Наконец, когда он оказался в кресле, паутина слабо обвилась вокруг него, практически уже не мешая дышать. Но стоило Сорабакину попытаться резко встать и стоя высказать свое возмущение, как неодолимая сила снова вдавила его в относительно мягкое, но все же истошно заскрипевшее кресло. С силой квантового киберкомпьютера полковник бороться был не в состоянии. Думаю, угнетение в это же время шло и на его мозг.
– Не пытайтесь… Следующая попытка доставит вам боль и новые неудобства. Уже более долговременные и даже чреватые последствиями.
Мой предельно вежливый совет, хотя и не сопровождался пинком, поскольку сиденье полковничьего кресла не позволяло это сделать, возымел результат. Сорабакин, посуровев взглядом, видимо, со скорбной болью в душе, согласился с безысходностью своего положения, осмыслил его вполне правильно, тяжело перевел дыхание и сказал:
– Старлей Троица, ты слишком много себе позволяешь. Тебе не кажется?

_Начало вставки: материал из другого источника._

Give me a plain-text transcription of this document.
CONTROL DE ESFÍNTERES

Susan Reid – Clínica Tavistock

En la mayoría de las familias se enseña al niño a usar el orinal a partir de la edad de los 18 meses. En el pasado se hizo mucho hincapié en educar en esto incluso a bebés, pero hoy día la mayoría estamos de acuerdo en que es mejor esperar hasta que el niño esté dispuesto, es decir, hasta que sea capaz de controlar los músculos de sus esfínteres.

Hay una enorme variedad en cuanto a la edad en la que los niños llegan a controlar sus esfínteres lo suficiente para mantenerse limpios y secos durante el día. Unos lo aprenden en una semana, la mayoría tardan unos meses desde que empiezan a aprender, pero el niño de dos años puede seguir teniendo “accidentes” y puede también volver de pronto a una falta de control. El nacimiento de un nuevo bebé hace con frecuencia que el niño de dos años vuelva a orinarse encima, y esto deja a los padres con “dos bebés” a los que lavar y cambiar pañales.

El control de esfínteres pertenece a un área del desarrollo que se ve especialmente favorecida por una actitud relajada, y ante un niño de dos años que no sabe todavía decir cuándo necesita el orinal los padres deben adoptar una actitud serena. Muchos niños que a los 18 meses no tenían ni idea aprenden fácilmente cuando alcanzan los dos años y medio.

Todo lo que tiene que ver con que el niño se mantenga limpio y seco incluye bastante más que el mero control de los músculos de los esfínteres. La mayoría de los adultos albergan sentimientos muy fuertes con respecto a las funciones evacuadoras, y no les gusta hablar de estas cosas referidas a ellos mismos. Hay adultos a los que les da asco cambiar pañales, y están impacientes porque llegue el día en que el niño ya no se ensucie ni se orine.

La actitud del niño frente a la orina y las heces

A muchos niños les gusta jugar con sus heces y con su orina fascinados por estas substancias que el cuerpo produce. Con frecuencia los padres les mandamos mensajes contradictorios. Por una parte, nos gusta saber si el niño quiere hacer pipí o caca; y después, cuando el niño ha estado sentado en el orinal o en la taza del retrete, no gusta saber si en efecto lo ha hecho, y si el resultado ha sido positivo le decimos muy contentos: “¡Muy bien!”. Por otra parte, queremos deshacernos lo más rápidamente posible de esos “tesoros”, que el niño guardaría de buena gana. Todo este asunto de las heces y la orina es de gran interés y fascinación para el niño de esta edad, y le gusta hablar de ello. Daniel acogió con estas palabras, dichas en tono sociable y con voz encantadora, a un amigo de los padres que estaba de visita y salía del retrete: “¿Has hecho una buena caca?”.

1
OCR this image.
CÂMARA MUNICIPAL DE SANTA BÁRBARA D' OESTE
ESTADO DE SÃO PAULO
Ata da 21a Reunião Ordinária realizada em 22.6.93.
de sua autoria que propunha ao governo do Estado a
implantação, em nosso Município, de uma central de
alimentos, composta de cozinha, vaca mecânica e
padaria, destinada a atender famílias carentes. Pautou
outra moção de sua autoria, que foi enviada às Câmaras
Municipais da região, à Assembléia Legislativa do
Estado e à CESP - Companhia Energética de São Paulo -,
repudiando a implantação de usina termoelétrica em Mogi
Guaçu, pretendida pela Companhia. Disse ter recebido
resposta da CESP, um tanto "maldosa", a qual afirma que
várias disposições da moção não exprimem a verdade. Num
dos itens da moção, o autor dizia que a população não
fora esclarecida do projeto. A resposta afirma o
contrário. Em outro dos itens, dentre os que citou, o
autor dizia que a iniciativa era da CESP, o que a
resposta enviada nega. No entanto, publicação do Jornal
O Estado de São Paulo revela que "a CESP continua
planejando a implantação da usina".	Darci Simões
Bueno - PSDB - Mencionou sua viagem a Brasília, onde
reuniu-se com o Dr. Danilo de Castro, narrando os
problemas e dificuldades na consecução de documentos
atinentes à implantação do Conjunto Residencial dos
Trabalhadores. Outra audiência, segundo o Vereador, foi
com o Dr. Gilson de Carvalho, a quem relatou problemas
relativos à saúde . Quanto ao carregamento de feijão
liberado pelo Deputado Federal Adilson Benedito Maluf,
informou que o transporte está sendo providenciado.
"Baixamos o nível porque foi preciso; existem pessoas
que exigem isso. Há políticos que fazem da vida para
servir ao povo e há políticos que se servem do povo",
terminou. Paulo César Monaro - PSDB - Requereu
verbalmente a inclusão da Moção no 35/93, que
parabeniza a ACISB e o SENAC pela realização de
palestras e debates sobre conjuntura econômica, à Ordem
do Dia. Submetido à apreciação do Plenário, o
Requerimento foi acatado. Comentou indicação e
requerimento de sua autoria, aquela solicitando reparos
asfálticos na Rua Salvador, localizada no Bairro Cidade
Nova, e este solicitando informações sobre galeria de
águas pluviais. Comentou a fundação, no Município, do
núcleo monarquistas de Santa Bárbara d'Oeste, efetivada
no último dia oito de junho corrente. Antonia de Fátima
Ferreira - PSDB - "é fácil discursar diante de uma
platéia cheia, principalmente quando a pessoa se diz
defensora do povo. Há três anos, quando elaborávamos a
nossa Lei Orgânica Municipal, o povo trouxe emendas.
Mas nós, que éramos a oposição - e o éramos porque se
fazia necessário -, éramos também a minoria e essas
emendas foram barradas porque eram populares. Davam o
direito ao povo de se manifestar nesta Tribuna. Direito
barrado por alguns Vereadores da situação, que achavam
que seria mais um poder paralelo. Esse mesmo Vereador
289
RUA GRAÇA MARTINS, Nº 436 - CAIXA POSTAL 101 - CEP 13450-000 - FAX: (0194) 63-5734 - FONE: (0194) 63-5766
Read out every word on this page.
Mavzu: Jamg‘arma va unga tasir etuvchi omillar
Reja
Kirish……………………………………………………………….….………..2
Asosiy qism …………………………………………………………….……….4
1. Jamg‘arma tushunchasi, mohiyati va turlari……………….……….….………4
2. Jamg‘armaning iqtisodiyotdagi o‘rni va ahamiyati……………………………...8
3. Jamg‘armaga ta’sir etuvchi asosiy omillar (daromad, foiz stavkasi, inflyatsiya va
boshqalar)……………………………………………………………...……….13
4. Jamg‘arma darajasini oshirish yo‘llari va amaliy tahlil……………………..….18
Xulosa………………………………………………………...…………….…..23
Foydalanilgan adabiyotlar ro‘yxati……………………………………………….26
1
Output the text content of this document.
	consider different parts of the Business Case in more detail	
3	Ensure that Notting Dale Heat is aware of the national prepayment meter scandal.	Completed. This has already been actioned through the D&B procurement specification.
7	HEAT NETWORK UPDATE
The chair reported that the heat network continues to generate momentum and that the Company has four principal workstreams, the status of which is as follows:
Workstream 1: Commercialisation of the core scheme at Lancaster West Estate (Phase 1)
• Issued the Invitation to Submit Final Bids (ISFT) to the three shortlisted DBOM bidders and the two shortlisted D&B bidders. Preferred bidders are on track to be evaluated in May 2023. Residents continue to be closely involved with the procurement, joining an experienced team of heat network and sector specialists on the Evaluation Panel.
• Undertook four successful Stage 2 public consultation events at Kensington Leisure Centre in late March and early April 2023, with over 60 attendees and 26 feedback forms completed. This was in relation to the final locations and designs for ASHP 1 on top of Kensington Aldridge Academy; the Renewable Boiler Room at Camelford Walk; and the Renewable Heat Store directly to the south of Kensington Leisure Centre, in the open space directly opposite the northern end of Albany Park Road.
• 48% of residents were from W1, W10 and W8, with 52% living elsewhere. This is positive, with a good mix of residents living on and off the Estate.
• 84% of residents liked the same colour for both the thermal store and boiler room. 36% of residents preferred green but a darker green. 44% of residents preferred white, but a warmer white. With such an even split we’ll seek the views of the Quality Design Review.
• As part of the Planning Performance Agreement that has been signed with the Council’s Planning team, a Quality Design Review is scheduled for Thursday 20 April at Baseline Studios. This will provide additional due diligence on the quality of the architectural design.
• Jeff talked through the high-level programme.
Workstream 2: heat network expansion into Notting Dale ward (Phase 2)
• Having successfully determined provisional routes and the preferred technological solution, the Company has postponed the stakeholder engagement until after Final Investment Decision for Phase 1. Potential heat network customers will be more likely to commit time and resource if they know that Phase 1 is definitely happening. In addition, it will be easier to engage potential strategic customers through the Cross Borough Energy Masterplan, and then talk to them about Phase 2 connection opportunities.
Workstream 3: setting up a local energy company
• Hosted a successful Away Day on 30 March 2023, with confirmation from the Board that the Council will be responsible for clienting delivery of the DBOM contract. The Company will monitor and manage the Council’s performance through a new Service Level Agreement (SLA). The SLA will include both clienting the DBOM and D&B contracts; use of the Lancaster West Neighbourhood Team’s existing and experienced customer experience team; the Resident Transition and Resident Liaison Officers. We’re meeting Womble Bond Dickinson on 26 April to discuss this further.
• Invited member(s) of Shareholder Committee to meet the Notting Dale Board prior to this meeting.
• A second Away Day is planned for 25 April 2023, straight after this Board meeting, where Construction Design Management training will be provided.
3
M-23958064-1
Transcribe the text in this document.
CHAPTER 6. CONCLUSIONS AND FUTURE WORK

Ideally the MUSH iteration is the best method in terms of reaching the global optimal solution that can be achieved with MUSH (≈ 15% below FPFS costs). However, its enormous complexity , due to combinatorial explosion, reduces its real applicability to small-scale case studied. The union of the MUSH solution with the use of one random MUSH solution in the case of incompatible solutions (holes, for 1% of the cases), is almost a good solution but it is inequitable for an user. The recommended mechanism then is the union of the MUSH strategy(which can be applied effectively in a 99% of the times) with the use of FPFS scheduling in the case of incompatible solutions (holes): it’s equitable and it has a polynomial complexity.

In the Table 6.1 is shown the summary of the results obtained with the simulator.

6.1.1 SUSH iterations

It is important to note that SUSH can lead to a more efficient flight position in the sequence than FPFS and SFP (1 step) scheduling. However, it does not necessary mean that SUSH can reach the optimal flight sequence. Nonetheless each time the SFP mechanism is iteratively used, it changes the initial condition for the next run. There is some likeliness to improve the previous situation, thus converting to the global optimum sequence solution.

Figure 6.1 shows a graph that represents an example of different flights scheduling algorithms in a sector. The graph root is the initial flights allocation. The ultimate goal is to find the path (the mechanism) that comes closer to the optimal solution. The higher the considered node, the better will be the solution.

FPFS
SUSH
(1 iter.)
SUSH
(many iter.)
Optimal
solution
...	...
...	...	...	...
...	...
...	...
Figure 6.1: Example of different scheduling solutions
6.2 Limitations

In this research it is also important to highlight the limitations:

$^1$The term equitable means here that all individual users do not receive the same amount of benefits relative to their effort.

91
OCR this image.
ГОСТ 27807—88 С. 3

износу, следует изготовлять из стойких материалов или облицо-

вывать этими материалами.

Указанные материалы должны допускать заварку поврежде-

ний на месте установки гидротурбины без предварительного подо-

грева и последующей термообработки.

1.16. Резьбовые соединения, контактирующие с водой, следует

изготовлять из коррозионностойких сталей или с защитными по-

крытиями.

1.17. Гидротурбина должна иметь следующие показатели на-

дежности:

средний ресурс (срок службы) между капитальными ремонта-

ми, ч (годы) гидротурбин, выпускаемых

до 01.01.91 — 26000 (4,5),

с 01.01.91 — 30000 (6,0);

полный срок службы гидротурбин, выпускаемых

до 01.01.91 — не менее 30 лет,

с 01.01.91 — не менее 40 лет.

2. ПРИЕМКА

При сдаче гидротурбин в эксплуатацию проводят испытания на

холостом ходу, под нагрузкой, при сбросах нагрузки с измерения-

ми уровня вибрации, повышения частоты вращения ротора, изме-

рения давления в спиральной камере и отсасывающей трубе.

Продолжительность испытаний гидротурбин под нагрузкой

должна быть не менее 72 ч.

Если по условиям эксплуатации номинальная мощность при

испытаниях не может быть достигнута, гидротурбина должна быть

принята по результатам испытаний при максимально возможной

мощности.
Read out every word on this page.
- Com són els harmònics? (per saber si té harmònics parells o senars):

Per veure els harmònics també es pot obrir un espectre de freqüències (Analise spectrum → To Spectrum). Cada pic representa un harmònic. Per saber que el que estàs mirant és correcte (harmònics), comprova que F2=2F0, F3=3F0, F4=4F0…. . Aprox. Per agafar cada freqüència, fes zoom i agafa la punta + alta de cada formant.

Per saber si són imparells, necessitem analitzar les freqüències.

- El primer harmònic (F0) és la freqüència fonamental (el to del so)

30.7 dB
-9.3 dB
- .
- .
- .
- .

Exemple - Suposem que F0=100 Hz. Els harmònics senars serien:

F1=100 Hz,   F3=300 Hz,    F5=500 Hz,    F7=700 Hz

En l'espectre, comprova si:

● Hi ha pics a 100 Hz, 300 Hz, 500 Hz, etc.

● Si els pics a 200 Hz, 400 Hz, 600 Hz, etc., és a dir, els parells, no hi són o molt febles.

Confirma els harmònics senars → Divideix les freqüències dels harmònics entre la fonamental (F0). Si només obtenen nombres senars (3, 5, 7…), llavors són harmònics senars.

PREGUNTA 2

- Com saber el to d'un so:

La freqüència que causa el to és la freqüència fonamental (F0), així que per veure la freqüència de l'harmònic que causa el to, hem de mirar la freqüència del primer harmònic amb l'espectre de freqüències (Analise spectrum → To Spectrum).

– Никак нет, товарищ полковник. Я вообще уважительно стою перед вами, поскольку не получил разрешения присесть. А мой шлем читает ваши мысли и действует по-своему. Но направление его действий имеет одно доминантное векторное обозначение – оно идет в сторону обеспечения моей безопасности. Это необходимое условие для успешного проведения всей операции. И я со своей стороны могу вам только сказать, что не позавидовал бы вам, если бы вы сорвали операцию. Эта операция имеет государственное значение. То есть важна для безопасности всей страны. В том числе вашей безопасности и вверенных вам солдат-пограничников. По крайней мере, тех из них, кто еще не дезертировал, спасаясь от неприятностей, о которых вы прекрасно осведомлены.